I am currently working on a hybrid memoir using experimental forms/structures, poetry, and flash and experimenting with finding the places where my writing overlaps my visual art. A psychic once told me I would find happiness in marrying my creativity and my spirituality and that thought simmers as I find ways to talk about my experience with gender and queerness and disability, aging and brain injury and all the ways they intersect.

I am also currently seeking representation for my young adult novel, Leaving Wonderland.

Leaving Wonderland is the story of ice hockey phenom Lucy Dunn. The story begins three months after her third concussion. She is still not back on the ice, only going to school half days and spends hours sleeping in the bottom of her closet. Her brain injury symptoms; memory loss, difficulty controlling her emotions (anger/crying), trouble concentrating and extreme cognitive fatigue cause her to alienate friends and family. Wonderland is her escape. It is a place in her mind that is a peaceful oasis out beyond the agitation of not remembering or frustration of not being able to make a decision. It is the place where she just accepts that she won’t ever find the memory, word, thought.
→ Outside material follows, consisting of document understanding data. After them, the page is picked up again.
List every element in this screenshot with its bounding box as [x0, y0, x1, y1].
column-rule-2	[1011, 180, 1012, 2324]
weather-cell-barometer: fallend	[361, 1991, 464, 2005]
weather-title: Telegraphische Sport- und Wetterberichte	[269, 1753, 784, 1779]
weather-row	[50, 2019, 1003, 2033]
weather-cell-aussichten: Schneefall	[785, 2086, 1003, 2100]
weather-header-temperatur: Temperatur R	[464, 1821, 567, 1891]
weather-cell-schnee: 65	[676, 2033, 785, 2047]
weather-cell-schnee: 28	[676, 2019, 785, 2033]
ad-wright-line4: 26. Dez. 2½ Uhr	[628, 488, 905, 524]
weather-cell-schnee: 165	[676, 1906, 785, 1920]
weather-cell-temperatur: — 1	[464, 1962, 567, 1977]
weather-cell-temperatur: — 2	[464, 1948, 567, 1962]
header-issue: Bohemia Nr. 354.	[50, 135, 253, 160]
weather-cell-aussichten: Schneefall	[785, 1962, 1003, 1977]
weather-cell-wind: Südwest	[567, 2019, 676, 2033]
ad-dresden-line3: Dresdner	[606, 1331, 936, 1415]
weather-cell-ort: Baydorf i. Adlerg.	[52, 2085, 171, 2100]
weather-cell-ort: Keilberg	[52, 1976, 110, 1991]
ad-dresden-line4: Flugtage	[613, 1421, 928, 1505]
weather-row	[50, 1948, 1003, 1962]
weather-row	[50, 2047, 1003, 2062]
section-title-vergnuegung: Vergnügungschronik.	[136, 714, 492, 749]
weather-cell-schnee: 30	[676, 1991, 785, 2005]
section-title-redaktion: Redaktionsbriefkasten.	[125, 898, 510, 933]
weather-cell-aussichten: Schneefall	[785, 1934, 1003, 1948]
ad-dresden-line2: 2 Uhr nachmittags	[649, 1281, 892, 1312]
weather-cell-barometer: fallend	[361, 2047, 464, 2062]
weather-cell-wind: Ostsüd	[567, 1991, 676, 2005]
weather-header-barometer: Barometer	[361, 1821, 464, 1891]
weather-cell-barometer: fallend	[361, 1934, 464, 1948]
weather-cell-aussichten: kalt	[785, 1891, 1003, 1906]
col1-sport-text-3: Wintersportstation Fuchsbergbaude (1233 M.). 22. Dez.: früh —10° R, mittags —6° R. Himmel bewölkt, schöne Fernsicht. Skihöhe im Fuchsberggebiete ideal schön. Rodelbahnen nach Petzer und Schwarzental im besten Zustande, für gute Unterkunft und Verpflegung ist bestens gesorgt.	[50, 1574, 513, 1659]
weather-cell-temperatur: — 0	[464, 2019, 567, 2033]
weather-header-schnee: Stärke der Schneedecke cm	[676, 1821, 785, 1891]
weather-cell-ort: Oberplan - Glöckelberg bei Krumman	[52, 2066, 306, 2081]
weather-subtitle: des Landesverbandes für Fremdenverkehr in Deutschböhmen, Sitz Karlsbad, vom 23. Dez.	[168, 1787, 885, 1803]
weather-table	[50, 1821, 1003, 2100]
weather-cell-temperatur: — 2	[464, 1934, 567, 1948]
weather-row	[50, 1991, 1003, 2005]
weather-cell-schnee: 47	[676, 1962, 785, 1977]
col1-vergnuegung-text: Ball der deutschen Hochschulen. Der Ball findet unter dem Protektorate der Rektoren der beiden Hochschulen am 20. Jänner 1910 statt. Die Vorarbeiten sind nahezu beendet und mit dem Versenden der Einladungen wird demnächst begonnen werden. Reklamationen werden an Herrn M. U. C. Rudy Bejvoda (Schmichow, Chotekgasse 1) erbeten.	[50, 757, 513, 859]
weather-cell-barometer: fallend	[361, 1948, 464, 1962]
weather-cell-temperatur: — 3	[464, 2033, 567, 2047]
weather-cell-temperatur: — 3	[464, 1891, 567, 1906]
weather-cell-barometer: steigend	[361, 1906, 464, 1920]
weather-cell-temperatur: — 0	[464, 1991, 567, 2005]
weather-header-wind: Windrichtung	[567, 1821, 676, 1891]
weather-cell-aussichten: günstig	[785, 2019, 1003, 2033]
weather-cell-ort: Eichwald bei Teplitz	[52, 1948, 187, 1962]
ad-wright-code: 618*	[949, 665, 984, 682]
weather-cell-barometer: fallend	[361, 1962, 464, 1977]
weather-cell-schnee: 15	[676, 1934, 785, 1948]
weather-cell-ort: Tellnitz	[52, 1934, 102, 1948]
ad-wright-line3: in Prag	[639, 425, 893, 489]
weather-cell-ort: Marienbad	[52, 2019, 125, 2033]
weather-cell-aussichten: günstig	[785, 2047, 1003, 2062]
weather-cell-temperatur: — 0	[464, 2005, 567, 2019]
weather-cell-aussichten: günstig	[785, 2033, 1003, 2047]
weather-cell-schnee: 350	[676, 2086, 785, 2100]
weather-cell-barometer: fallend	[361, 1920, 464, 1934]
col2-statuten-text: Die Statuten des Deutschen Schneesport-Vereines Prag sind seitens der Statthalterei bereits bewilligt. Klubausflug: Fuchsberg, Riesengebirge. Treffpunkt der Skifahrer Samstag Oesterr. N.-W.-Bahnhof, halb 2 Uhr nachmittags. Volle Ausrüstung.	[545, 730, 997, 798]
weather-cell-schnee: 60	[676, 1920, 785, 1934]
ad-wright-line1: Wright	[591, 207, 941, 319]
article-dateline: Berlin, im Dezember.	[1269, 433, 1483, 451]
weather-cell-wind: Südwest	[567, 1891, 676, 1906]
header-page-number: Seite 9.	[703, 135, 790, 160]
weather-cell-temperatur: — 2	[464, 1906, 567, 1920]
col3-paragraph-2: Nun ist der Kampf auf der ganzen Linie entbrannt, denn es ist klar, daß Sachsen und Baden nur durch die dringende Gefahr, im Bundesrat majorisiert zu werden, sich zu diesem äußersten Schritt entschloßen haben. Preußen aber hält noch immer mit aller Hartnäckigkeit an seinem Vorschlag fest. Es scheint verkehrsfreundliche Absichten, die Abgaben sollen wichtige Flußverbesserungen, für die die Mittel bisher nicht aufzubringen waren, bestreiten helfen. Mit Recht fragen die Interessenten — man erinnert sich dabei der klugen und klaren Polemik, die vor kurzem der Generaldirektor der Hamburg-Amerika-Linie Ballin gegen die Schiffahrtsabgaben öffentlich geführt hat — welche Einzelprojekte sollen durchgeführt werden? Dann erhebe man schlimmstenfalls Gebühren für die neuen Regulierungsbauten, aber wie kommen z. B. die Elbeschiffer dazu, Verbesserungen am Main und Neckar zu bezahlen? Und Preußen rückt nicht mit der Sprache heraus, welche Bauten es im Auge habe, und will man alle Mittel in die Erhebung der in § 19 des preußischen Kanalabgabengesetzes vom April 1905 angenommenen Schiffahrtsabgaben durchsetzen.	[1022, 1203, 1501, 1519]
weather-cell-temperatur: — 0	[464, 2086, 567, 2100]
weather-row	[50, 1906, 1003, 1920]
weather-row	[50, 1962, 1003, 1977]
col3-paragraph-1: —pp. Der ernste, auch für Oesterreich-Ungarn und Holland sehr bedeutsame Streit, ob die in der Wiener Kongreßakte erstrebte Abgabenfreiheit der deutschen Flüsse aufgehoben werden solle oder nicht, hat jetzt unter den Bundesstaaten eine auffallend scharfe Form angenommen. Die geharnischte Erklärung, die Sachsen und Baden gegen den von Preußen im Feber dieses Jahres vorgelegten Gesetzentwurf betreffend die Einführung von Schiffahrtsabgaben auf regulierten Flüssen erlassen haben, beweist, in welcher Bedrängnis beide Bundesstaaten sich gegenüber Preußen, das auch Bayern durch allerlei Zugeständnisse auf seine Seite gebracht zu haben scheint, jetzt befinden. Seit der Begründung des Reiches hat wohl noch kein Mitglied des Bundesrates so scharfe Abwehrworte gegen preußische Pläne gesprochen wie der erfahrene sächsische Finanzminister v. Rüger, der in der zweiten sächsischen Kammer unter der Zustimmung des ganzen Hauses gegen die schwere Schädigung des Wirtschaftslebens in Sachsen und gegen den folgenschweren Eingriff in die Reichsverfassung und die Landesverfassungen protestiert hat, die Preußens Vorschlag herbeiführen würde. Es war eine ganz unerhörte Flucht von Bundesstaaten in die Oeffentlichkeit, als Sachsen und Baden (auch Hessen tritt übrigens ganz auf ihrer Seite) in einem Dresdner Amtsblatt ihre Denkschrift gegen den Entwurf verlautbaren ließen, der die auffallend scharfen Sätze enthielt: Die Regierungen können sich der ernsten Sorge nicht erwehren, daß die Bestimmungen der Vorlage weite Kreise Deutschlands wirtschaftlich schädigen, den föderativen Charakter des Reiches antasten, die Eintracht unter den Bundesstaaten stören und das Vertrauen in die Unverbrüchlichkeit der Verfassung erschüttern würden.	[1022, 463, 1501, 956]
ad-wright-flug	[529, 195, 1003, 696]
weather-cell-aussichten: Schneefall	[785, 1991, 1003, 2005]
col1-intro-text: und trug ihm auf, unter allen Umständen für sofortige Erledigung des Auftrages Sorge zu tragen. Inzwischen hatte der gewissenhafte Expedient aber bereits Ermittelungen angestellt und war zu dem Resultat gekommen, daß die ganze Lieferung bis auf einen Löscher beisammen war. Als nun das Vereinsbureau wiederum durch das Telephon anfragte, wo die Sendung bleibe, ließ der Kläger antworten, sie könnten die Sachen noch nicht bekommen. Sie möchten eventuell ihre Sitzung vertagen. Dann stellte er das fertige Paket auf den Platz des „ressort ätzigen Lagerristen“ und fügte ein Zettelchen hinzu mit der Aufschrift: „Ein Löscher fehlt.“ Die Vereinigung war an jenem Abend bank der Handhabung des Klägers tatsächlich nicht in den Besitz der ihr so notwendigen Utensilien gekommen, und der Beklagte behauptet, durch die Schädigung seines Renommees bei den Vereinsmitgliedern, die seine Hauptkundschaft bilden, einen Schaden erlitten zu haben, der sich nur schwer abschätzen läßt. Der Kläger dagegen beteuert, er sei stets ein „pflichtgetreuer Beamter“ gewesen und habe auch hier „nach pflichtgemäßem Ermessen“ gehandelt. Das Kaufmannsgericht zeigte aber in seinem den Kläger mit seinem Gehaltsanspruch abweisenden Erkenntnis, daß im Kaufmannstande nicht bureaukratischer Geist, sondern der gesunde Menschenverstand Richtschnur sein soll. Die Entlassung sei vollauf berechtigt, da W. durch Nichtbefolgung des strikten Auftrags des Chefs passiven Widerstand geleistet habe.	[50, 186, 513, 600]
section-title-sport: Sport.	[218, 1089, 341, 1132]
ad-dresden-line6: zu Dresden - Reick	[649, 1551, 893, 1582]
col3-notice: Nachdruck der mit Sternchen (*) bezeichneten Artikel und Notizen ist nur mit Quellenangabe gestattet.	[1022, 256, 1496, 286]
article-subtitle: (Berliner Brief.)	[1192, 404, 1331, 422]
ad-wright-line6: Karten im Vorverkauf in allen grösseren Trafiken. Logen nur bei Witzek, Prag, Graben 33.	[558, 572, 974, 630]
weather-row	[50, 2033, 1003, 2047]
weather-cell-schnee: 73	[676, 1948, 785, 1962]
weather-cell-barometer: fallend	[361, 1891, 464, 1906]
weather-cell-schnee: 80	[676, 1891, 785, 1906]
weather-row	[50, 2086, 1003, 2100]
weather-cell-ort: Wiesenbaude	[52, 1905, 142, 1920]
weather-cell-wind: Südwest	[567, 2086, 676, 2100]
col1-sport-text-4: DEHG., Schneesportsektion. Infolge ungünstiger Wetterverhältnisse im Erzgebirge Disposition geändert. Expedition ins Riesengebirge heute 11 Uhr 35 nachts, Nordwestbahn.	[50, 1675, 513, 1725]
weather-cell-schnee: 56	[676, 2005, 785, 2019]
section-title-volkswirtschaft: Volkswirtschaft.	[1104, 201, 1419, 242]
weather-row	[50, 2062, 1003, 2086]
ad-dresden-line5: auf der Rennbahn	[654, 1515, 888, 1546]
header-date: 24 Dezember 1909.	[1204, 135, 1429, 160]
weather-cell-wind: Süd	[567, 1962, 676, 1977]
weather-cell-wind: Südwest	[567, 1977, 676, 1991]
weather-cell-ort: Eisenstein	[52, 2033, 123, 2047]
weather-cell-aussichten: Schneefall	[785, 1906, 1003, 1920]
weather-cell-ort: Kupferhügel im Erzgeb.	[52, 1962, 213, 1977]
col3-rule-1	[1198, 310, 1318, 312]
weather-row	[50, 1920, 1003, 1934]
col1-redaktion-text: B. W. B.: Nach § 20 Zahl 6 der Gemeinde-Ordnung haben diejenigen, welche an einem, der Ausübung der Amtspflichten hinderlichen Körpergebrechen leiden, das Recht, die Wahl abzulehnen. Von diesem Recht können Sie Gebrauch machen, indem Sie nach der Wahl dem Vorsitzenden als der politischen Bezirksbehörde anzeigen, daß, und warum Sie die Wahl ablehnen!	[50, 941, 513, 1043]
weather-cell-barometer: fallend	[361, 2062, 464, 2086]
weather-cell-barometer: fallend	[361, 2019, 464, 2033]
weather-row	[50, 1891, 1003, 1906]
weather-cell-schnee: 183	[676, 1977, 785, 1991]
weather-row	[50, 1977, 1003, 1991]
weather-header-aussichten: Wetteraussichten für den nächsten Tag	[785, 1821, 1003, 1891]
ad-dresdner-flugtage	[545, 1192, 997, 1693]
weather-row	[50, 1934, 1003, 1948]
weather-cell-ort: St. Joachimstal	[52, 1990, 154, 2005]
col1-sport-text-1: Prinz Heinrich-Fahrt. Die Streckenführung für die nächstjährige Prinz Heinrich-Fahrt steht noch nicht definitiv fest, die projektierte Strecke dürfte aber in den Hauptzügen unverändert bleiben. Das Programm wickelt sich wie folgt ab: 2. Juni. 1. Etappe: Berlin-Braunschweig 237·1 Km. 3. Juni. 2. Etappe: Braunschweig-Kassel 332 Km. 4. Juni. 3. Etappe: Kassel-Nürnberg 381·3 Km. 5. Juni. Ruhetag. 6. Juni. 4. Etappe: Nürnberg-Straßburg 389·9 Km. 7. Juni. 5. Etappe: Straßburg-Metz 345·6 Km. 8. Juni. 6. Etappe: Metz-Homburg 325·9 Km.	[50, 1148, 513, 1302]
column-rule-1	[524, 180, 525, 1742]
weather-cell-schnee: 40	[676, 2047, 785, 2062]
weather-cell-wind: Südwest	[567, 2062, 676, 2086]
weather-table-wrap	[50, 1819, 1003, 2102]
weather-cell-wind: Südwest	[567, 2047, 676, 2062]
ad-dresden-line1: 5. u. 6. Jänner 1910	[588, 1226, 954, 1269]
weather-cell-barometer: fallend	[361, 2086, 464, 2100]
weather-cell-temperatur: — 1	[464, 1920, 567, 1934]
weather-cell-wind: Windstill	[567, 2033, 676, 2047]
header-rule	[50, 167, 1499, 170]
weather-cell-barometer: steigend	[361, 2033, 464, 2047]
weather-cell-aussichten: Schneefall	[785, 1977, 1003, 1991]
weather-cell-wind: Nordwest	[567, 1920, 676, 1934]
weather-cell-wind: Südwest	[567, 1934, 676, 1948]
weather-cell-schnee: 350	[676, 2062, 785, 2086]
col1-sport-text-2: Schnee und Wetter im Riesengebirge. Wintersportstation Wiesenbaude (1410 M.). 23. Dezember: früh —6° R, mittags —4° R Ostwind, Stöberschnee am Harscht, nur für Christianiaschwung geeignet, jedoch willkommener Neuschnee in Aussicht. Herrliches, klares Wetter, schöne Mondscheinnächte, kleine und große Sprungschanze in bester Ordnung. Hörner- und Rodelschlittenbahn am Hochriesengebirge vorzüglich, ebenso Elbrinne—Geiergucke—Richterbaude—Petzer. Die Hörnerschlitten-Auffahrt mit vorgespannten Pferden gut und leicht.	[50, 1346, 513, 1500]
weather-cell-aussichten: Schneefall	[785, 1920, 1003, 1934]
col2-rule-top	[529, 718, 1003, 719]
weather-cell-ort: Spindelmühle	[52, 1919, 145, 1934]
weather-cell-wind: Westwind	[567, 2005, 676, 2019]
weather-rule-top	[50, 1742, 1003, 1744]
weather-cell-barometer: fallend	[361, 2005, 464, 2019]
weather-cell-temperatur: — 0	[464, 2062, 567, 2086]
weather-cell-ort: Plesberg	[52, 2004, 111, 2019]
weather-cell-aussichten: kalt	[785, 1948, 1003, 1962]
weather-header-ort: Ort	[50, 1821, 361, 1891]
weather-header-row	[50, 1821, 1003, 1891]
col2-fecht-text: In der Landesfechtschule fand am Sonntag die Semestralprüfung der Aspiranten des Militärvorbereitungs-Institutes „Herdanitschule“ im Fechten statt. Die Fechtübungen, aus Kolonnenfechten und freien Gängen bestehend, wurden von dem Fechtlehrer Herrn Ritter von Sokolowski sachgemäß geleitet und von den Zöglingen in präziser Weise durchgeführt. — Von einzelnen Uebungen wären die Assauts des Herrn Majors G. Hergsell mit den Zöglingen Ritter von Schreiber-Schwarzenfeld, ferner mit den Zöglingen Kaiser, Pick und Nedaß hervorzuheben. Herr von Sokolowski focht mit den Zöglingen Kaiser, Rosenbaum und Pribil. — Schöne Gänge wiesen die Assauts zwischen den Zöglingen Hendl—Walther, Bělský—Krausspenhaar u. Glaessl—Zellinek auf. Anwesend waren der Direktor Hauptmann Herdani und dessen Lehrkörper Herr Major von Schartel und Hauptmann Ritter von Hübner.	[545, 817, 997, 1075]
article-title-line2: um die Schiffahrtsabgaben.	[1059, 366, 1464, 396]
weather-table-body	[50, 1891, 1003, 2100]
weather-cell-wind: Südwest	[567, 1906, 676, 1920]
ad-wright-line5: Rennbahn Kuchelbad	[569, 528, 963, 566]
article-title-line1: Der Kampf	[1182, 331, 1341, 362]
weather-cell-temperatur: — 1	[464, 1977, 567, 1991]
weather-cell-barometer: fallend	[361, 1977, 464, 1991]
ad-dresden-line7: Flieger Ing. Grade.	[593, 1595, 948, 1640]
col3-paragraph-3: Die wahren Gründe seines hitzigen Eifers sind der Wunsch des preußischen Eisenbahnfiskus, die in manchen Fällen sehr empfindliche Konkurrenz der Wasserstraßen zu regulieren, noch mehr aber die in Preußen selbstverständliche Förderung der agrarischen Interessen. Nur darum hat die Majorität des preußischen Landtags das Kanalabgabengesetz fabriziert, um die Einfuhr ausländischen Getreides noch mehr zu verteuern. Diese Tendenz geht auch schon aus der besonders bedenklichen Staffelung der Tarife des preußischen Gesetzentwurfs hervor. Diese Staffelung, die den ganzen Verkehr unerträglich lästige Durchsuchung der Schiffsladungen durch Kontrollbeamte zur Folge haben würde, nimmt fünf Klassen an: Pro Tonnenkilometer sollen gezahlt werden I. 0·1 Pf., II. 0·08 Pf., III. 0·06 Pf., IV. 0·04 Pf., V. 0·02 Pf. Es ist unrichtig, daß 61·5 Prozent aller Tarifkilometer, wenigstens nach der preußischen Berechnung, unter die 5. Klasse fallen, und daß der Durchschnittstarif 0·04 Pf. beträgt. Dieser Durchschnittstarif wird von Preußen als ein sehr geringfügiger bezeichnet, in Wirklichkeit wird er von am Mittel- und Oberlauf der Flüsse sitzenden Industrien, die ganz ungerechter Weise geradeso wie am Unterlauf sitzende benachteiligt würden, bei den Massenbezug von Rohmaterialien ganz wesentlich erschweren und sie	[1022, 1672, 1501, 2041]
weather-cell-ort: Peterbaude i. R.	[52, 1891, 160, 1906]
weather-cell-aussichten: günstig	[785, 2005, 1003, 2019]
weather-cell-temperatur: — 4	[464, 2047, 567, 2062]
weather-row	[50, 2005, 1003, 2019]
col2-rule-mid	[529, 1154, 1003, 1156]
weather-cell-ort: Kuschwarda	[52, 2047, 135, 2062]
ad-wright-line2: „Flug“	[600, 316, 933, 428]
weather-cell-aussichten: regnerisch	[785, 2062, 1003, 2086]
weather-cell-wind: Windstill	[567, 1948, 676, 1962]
When she inherits a vintage pickup truck that was once owned by the father she never knew, she is given a reason to climb out of the closet. She meets William and Ricky, two students in the auto mechanics class at the vocational division of her school. William makes her laugh and seems to only be serious when talking about engines. But, it is Ricky, the quietly dapper girl who explains fuel, air, spark, compression, who captures Lucy’s attention.

Leaving Wonderland is a story about the everyday experience of brain injury and what happens when opportunity arises from loss.